一般的に弁護士という存在自体が、身近になってきているのではないでしょうか

 そう話すのは『弁護士法人・響』の西川研一代表弁護士。

昨今、社会を賑わせているのは、不倫、相続問題、パワハラ、セクハラなどのような問題が多いですよね。私も含めて、ワイドショーや情報番組でコメントを求められる弁護士がかなり増えていますが、一般の方がこういったトラブルを自分に置きかえて“これは身近な問題なんだ”と認識するようになったのもひとつの要因だと思います

 ここ10数年で弁護士の人数も倍増したため、弁護士業界で競争が激化。業務がサービス業化しているという。

「訴訟件数自体はそれほど増えていませんが、一般の方も身近なトラブルに巻き込まれて、裁判までは至らずとも弁護士に相談、依頼するケースは増えているかもしれませんね」(西川弁護士、以下同)

 ご近所トラブルから殺人事件まで幅広い案件を取り扱う弁護士は、ドラマ向きの職業だとも。

「さまざまな人間ドラマやストーリーを展開しやすく、ネタ切れになる心配もないと思います。『99・9』や『イノセンス』は不可能に近いとされる“冤罪弁護”に立ち向かうというストーリーですが、このような大逆転劇を演出できるのも魅力のひとつです」

 親近感のある存在となった弁護士が、法廷で悪者を懲らしめる─。新しいヒーロー像が誕生したのかもしれない。

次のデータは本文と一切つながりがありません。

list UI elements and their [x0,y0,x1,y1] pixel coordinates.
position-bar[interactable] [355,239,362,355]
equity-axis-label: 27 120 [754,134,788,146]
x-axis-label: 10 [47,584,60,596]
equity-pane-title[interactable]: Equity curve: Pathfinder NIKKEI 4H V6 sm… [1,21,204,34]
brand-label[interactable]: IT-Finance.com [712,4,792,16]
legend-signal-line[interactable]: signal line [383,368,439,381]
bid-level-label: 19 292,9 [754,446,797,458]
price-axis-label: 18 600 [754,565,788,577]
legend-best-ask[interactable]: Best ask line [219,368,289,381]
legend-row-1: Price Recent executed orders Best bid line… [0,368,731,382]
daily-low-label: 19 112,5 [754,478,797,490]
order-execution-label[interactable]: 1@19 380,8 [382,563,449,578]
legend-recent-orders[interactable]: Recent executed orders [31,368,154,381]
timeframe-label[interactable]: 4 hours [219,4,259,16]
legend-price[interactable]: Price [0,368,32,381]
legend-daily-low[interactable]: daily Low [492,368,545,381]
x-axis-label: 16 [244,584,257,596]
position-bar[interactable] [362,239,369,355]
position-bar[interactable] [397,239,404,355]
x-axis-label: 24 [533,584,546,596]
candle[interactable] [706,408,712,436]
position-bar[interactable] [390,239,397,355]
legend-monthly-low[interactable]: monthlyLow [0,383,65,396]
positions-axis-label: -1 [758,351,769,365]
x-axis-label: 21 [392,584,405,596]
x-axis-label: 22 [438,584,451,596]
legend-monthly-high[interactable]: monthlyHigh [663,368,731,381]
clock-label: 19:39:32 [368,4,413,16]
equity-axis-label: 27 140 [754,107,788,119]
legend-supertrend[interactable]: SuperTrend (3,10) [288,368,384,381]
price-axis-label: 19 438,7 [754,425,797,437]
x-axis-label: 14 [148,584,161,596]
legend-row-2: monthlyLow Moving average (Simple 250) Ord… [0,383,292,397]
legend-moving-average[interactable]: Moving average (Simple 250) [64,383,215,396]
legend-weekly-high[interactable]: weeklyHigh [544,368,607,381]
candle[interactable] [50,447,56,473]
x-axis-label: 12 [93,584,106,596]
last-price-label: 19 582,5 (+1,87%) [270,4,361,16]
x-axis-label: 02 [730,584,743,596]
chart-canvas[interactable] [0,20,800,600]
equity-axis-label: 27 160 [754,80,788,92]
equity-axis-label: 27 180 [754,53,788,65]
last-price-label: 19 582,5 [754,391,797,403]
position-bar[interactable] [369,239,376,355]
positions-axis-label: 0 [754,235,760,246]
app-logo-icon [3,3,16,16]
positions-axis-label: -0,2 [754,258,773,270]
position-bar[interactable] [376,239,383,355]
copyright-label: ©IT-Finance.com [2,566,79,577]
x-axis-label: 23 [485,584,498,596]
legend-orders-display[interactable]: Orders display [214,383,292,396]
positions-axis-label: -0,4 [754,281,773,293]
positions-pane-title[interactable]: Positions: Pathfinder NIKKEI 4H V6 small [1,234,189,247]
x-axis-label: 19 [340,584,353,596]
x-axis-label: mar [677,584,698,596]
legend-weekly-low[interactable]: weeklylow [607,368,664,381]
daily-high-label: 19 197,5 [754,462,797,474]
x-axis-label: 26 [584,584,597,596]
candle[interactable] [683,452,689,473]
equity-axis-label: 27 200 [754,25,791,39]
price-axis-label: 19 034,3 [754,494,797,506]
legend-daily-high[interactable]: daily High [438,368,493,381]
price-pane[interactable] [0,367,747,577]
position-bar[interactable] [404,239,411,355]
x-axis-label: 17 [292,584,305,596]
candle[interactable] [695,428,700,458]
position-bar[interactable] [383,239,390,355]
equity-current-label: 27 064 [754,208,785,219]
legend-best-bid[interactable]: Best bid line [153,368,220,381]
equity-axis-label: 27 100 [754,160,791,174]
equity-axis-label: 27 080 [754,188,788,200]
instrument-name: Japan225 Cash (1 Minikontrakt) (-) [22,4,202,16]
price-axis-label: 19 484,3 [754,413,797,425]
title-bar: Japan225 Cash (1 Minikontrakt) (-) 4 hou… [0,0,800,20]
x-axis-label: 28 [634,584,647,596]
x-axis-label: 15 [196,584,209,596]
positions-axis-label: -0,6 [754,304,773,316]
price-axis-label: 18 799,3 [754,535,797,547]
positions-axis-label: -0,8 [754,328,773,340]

 だが、西川弁護士はドラマを見ていて気になるところもチラホラ……。

「法廷で殴り合いや言い争いが起こることは、まずありえません。弁護士と検事の“異議あり”の応酬も実際はないですね。ただし、検察側の手続きの進め方などについては、ドラマのようにもっと異議がとなえられるべきだと思いますが……。また、民事訴訟でドラマのようにアレコレ口頭で言おうものなら、裁判官から“書面で出していただけますか”と言われてしまいます(笑)」

 プロから見れば、それこそ“異議あり!”と言いたくなるようなツッコミどころもあるようだけど……。今の時代を反映した見どころ満載な弁護士ドラマ、ぜひ見比べてみてはいかが?